The fundamental issue that the company must consider is how to promote the growth of their business to increase their bottom line. Lululemon Athletica should reevaluate its core audience and decide whether to expand it or remain consistent with its original target segment.
An analysis of the marketing mix will provide a deeper understanding of the company.
Alternate Solutions
Lululemon Athletica has a number of avenues that it may take to stimulate growth. The first one is to expand their women’s line further. The company offers activewear in the form of leggings, yoga pants, tops, and jackets.
They may expand this line by adding products such as socks, beanies, visors, outfits specific to certain sports, and business casual clothing that is still comfortable.

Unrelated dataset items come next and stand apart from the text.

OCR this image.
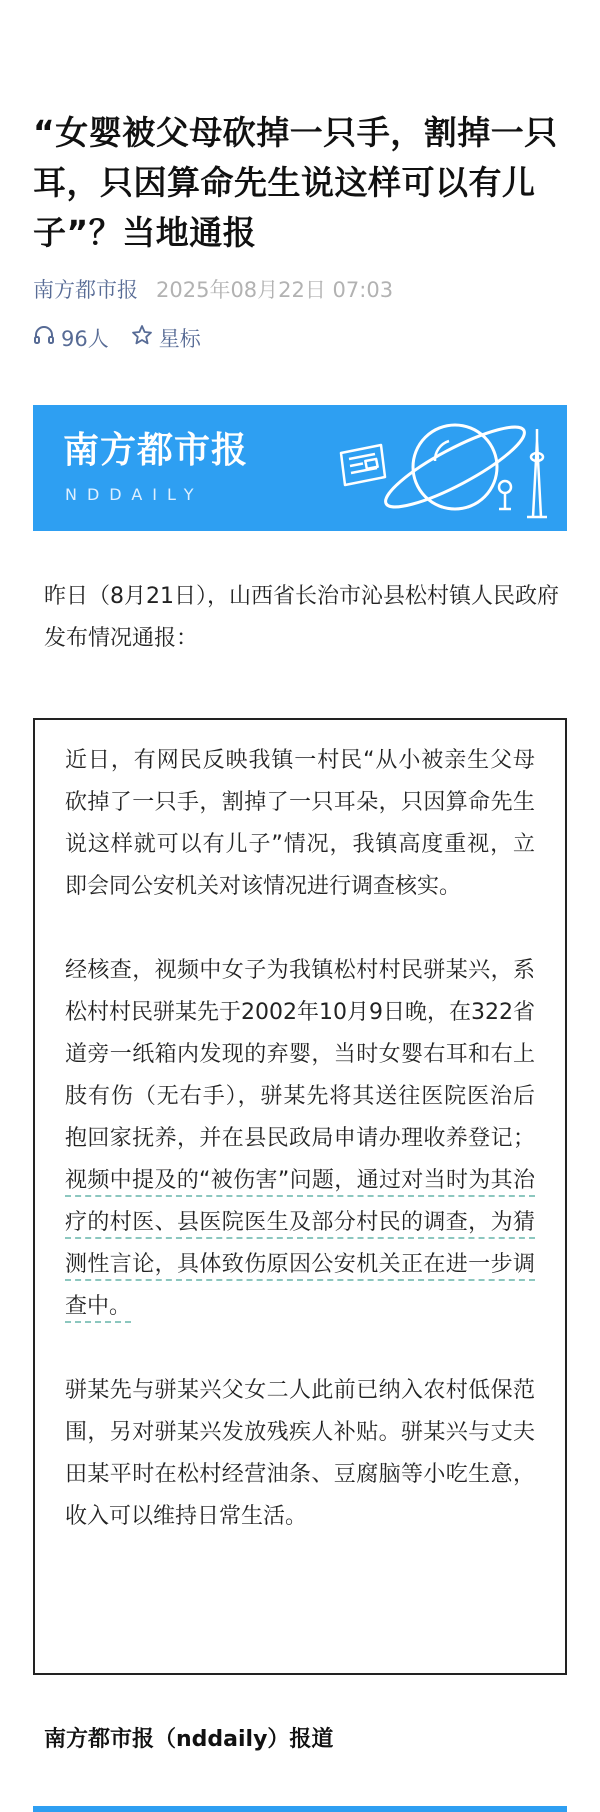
“女婴被父母砍掉一只手，割掉一只耳，只因算命先生说这样可以有儿子”？当地通报
南方都市报 2025年08月22日 07:03
96人 星标
南方都市报
NDDAILY

昨日（8月21日），山西省长治市沁县松村镇人民政府发布情况通报：

近日，有网民反映我镇一村民“从小被亲生父母砍掉了一只手，割掉了一只耳朵，只因算命先生说这样就可以有儿子”情况，我镇高度重视，立即会同公安机关对该情况进行调查核实。

经核查，视频中女子为我镇松村村民骈某兴，系松村村民骈某先于2002年10月9日晚，在322省道旁一纸箱内发现的弃婴，当时女婴右耳和右上肢有伤（无右手），骈某先将其送往医院医治后抱回家抚养，并在县民政局申请办理收养登记；视频中提及的“被伤害”问题，通过对当时为其治疗的村医、县医院医生及部分村民的调查，为猜测性言论，具体致伤原因公安机关正在进一步调查中。

骈某先与骈某兴父女二人此前已纳入农村低保范围，另对骈某兴发放残疾人补贴。骈某兴与丈夫田某平时在松村经营油条、豆腐脑等小吃生意，收入可以维持日常生活。

南方都市报（nddaily）报道
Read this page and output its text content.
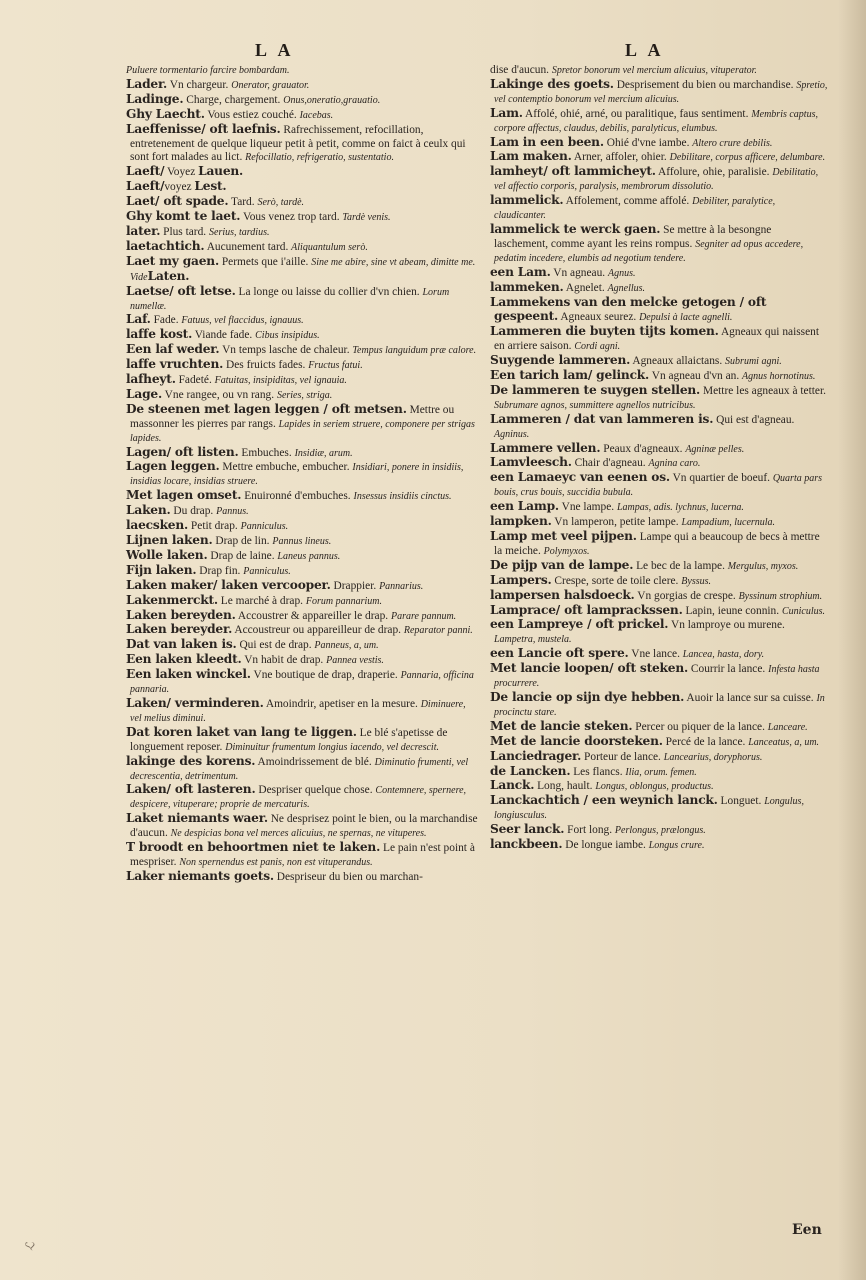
L A	L A

Puluere tormentario farcire bombardam.

Lader. Vn chargeur. Onerator, grauator.

Ladinge. Charge, chargement. Onus,oneratio,grauatio.

Ghy Laecht. Vous estiez couché. Iacebas.

Laeffenisse/ oft laefnis. Rafrechissement, refocillation, entretenement de quelque liqueur petit à petit, comme on faict à ceulx qui sont fort malades au lict. Refocillatio, refrigeratio, sustentatio.

Laeft/ Voyez Lauen.

Laeft/voyez Lest.

Laet/ oft spade. Tard. Serò, tardè.

Ghy komt te laet. Vous venez trop tard. Tardè venis.

later. Plus tard. Serius, tardius.

laetachtich. Aucunement tard. Aliquantulum serò.

Laet my gaen. Permets que i'aille. Sine me abire, sine vt abeam, dimitte me. VideLaten.

Laetse/ oft letse. La longe ou laisse du collier d'vn chien. Lorum numellæ.

Laf. Fade. Fatuus, vel flaccidus, ignauus.

laffe kost. Viande fade. Cibus insipidus.

Een laf weder. Vn temps lasche de chaleur. Tempus languidum præ calore.

laffe vruchten. Des fruicts fades. Fructus fatui.

lafheyt. Fadeté. Fatuitas, insipiditas, vel ignauia.

Lage. Vne rangee, ou vn rang. Series, striga.

De steenen met lagen leggen / oft metsen. Mettre ou massonner les pierres par rangs. Lapides in seriem struere, componere per strigas lapides.

Lagen/ oft listen. Embuches. Insidiæ, arum.

Lagen leggen. Mettre embuche, embucher. Insidiari, ponere in insidiis, insidias locare, insidias struere.

Met lagen omset. Enuironné d'embuches. Insessus insidiis cinctus.

Laken. Du drap. Pannus.

laecsken. Petit drap. Panniculus.

Lijnen laken. Drap de lin. Pannus lineus.

Wolle laken. Drap de laine. Laneus pannus.

Fijn laken. Drap fin. Panniculus.

Laken maker/ laken vercooper. Drappier. Pannarius.

Lakenmerckt. Le marché à drap. Forum pannarium.

Laken bereyden. Accoustrer & appareiller le drap. Parare pannum.

Laken bereyder. Accoustreur ou appareilleur de drap. Reparator panni.

Dat van laken is. Qui est de drap. Panneus, a, um.

Een laken kleedt. Vn habit de drap. Pannea vestis.

Een laken winckel. Vne boutique de drap, draperie. Pannaria, officina pannaria.

Laken/ verminderen. Amoindrir, apetiser en la mesure. Diminuere, vel melius diminui.

Dat koren laket van lang te liggen. Le blé s'apetisse de longuement reposer. Diminuitur frumentum longius iacendo, vel decrescit.

lakinge des korens. Amoindrissement de blé. Diminutio frumenti, vel decrescentia, detrimentum.

Laken/ oft lasteren. Despriser quelque chose. Contemnere, spernere, despicere, vituperare; proprie de mercaturis.

Laket niemants waer. Ne desprisez point le bien, ou la marchandise d'aucun. Ne despicias bona vel merces alicuius, ne spernas, ne vituperes.

T broodt en behoortmen niet te laken. Le pain n'est point à mespriser. Non spernendus est panis, non est vituperandus.

Laker niemants goets. Despriseur du bien ou marchan-

dise d'aucun. Spretor bonorum vel mercium alicuius, vituperator.

Lakinge des goets. Desprisement du bien ou marchandise. Spretio, vel contemptio bonorum vel mercium alicuius.

Lam. Affolé, ohié, arné, ou paralitique, faus sentiment. Membris captus, corpore affectus, claudus, debilis, paralyticus, elumbus.

Lam in een been. Ohié d'vne iambe. Altero crure debilis.

Lam maken. Arner, affoler, ohier. Debilitare, corpus afficere, delumbare.

lamheyt/ oft lammicheyt. Affolure, ohie, paralisie. Debilitatio, vel affectio corporis, paralysis, membrorum dissolutio.

lammelick. Affolement, comme affolé. Debiliter, paralytice, claudicanter.

lammelick te werck gaen. Se mettre à la besongne laschement, comme ayant les reins rompus. Segniter ad opus accedere, pedatim incedere, elumbis ad negotium tendere.

een Lam. Vn agneau. Agnus.

lammeken. Agnelet. Agnellus.

Lammekens van den melcke getogen / oft gespeent. Agneaux seurez. Depulsi à lacte agnelli.

Lammeren die buyten tijts komen. Agneaux qui naissent en arriere saison. Cordi agni.

Suygende lammeren. Agneaux allaictans. Subrumi agni.

Een tarich lam/ gelinck. Vn agneau d'vn an. Agnus hornotinus.

De lammeren te suygen stellen. Mettre les agneaux à tetter. Subrumare agnos, summittere agnellos nutricibus.

Lammeren / dat van lammeren is. Qui est d'agneau. Agninus.

Lammere vellen. Peaux d'agneaux. Agninæ pelles.

Lamvleesch. Chair d'agneau. Agnina caro.

een Lamaeyc van eenen os. Vn quartier de boeuf. Quarta pars bouis, crus bouis, succidia bubula.

een Lamp. Vne lampe. Lampas, adis. lychnus, lucerna.

lampken. Vn lamperon, petite lampe. Lampadium, lucernula.

Lamp met veel pijpen. Lampe qui a beaucoup de becs à mettre la meiche. Polymyxos.

De pijp van de lampe. Le bec de la lampe. Mergulus, myxos.

Lampers. Crespe, sorte de toile clere. Byssus.

lampersen halsdoeck. Vn gorgias de crespe. Byssinum strophium.

Lamprace/ oft lamprackssen. Lapin, ieune connin. Cuniculus.

een Lampreye / oft prickel. Vn lamproye ou murene. Lampetra, mustela.

een Lancie oft spere. Vne lance. Lancea, hasta, dory.

Met lancie loopen/ oft steken. Courrir la lance. Infesta hasta procurrere.

De lancie op sijn dye hebben. Auoir la lance sur sa cuisse. In procinctu stare.

Met de lancie steken. Percer ou piquer de la lance. Lanceare.

Met de lancie doorsteken. Percé de la lance. Lanceatus, a, um.

Lanciedrager. Porteur de lance. Lancearius, doryphorus.

de Lancken. Les flancs. Ilia, orum. femen.

Lanck. Long, hault. Longus, oblongus, productus.

Lanckachtich / een weynich lanck. Longuet. Longulus, longiusculus.

Seer lanck. Fort long. Perlongus, prælongus.

lanckbeen. De longue iambe. Longus crure.

Een
ℒ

That is, they may add dress pants that are made from the same stretchy material to provide a comfortable yet professional look.
In going this route, Lululemon Athletica may experience growth due to its product portfolio expanding. Also, in going with this method, they will continue to target the same segment as they have been doing originally.
Although this may speed up growth, they will likely not acquire new customers from just this. Women who shop here already will possibly consider the expanded line of products and shop them, but other women who purchase dress pants from, say, Banana Republic will not go out of their way to spend more money on a brand that specifically caters to female yogis.